E poi è la partenza alle sei del pomeriggio, che il forno solare è ancora acceso ma almeno sudiamo in modo umano, un sudore sostenibile, accettabile, in mezzo alle vigne di Malvasia col sole che in lontananza si riflette sempre più basso sul mare, fino a sparire per andare a fare il giorno dall’altra parte del mondo. E poi le foto coi murales di Tinnura, all’angolo prima di prendere una strada tra i campi di grano, dopo che abbiamo già fatto cinquecento metri di salita e ce ne mancano ancora più di seicento. Testa bassa e silenzio prima di incontrare gli asinelli all’inizio della salita che da Cuglieri ci porterà a Santu Lussurgiu col sole che sta tramontando adesso, e noi dobbiamo fare 8 chilometri, il buio a qualche chilometro dalla cima e il cardiofrequenzimetro che dice che sono stanca, che non ne ho più, il mio corpo va in accumulo di idrogeno e produce acido lattico. Nel silenzio assoluto del bosco senza una macchina per un’intera ora ci saranno i cinghiali? Questi scricchiolii, questi scalpiccii, niente campo, potremmo bucare, ma tutto è sullo sfondo, in primo piano protagonista assoluto il fiato corto e i muscoli tesi e duri. Se ci fossero tre teletrasporti disponibili in una vita uno lo userei ora. Ma poi so che se ci fossero davvero non lo userei nemmeno stavolta. 

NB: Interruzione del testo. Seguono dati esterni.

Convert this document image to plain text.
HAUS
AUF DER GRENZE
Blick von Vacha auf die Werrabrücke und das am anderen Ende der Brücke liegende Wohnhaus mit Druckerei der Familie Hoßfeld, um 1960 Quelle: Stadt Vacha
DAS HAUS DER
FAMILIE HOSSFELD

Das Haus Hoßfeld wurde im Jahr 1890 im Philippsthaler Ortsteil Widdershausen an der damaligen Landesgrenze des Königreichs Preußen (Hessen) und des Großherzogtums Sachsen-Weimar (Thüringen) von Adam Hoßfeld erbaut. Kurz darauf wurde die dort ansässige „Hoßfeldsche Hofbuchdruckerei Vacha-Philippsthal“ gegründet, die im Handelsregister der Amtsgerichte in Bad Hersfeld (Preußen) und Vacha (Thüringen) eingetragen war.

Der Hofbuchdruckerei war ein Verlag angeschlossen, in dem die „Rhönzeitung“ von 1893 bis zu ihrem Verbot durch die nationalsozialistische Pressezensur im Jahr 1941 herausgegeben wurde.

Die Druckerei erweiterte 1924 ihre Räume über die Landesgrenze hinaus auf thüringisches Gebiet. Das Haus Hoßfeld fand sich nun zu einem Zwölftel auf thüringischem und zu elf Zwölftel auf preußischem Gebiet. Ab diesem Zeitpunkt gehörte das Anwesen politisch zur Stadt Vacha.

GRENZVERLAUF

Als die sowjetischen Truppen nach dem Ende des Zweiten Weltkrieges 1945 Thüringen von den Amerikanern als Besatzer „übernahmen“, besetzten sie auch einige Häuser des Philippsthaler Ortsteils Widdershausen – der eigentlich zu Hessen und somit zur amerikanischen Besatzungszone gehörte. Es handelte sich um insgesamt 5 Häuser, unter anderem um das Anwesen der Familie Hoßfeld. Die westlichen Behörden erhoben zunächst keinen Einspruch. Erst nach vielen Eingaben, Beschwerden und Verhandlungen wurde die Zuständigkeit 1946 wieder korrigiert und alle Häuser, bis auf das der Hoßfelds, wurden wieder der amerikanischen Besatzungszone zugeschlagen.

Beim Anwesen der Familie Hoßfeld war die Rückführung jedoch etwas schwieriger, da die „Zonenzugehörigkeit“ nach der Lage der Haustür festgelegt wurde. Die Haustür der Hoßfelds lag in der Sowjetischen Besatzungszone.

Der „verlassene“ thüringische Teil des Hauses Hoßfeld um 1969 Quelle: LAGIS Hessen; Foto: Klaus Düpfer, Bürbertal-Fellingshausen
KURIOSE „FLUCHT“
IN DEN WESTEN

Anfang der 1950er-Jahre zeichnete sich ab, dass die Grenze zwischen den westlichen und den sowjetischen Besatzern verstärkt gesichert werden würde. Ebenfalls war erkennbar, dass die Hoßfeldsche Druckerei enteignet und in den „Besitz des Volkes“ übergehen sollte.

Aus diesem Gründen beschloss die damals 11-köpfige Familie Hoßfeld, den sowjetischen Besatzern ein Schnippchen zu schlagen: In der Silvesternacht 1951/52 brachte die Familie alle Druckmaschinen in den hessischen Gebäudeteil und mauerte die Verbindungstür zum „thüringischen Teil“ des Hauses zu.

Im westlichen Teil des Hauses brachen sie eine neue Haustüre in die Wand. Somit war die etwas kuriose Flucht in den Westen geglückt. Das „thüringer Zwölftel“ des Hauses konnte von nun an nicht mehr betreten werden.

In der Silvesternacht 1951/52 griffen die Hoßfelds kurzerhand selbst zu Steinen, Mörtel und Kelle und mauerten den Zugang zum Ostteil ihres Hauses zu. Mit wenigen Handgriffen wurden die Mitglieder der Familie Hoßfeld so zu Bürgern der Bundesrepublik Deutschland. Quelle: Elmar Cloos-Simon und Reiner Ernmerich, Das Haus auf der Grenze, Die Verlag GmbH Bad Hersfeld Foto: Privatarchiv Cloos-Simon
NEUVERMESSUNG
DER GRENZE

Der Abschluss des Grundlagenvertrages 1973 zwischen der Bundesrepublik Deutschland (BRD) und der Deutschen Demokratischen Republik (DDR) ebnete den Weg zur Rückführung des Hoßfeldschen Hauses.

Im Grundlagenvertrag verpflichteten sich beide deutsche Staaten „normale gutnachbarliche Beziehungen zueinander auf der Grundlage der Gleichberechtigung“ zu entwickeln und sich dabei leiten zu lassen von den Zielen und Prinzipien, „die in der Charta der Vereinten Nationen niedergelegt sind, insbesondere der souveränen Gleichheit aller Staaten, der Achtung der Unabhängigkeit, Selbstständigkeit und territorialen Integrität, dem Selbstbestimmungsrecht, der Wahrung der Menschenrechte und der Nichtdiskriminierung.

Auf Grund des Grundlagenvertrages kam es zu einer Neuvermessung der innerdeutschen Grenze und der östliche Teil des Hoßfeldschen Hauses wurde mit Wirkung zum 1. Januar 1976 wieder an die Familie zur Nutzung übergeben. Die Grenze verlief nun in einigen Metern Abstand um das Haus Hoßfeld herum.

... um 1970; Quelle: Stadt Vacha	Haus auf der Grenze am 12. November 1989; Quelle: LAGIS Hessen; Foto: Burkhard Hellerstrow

Prima c’era Santu Lussurgiu. Di notte. In discesa che fa quasi freddo, il cuore si libera di sollievo, con l’acido lattico che urla nelle cosce e cinque diottrie in meno per l’aguzza la vista in discesa al buio con una lucina ridicola, così ridicola che non ha svegliato nemmeno i cinghiali.

Sudate, inadeguate, sguaiate. Varchiamo il portone ed entriamo con le bici nel cortile della dimora che ci ospiterà per la cena e per la notte. La bellezza guarisce tutto, occhi che bruciano e acido lattico, e riporta il cuore a battere in armonia con il creato. Arriva anche Orus. Gatto di casa che sta poco a casa perché deve comandare il mondo.

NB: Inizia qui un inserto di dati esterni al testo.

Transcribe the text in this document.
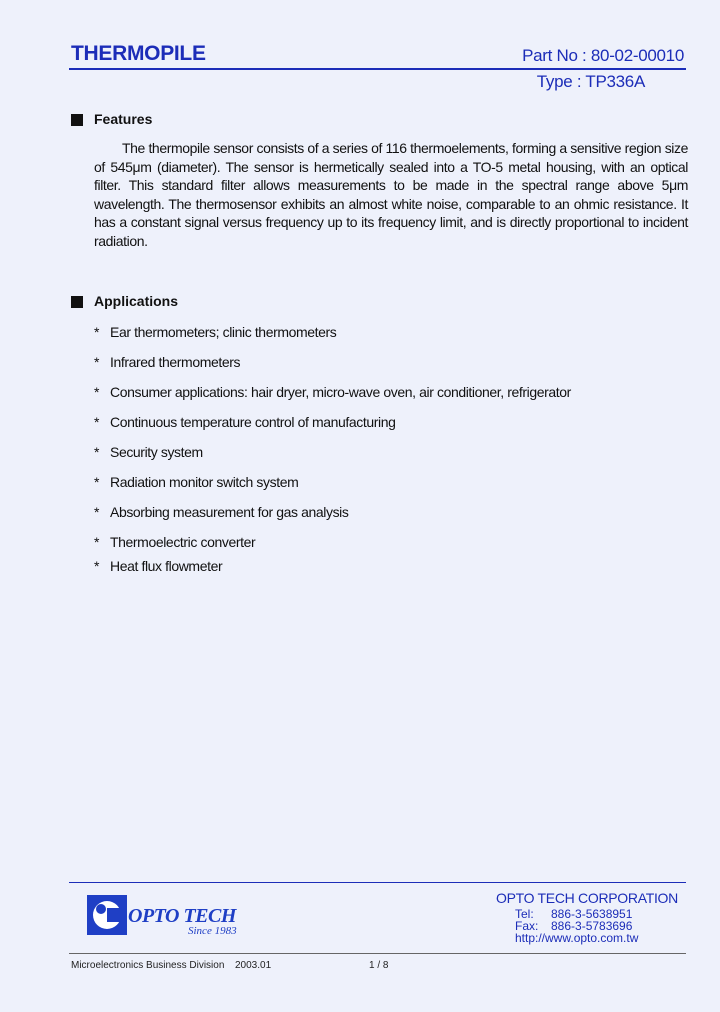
THERMOPILE	Part No : 80-02-00010
Type : TP336A
Features

The thermopile sensor consists of a series of 116 thermoelements, forming a sensitive region size of 545μm (diameter). The sensor is hermetically sealed into a TO-5 metal housing, with an optical filter. This standard filter allows measurements to be made in the spectral range above 5μm wavelength. The thermosensor exhibits an almost white noise, comparable to an ohmic resistance. It has a constant signal versus frequency up to its frequency limit, and is directly proportional to incident radiation.

Applications
* Ear thermometers; clinic thermometers
* Infrared thermometers
* Consumer applications: hair dryer, micro-wave oven, air conditioner, refrigerator
* Continuous temperature control of manufacturing
* Security system
* Radiation monitor switch system
* Absorbing measurement for gas analysis
* Thermoelectric converter
* Heat flux flowmeter
OPTO TECH
Since 1983
OPTO TECH CORPORATION
Tel: 886-3-5638951
Fax: 886-3-5783696
http://www.opto.com.tw
Microelectronics Business Division 2003.01	1 / 8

L’antica Dimora del Gruccione ha stanze meravigliose con oggetti che mi porterei tutti a casa, a cominciare dalla collezione di uccellini di ceramica, e una cura che mi commuove o mi commuoverebbe se non avessi così sonno.

Dove mi metti sto bene, dice Lucilla la sera mentre ci accompagna in camera. La domanda era: come si sta a Santu Lussurgiu arrivando da Milano? Dove mi metti sto bene, dice Gabriella la mattina dopo. La domanda era: come si sta a Santu Lussurgiu arrivando da Milano? L’ha detto anche tua figlia ieri sera. Ah sì? È stata a Milano, prima in Germania, la madre era sarda e aveva questa casa, il padre era di Verona. È una filosofa e ogni parola scelta con cura parla della sua formazione e delle sue scelte di vita. Ma conosci Piera Pia? 

Parliamo di orti sinergici, di curatela, di un mulino da recuperare, dei compiti delle vacanze che non ha mai fatto fare alle sue figlie perché in vacanza si va a fare la ricotta, delle donne amazzoni in Sardegna, delle selle laterali per le donne, di Eleonora D’Arborea, della grande mistificazione che si fa del matriarcato sardo. Poi partiamo, tardi, ma tanto è tutta discesa.

Io pensavo fosse possibile solo nel deserto.

Siamo qui mancano pochi chilometri, avanti veloce. Spiaggia di Maimoni. Stop.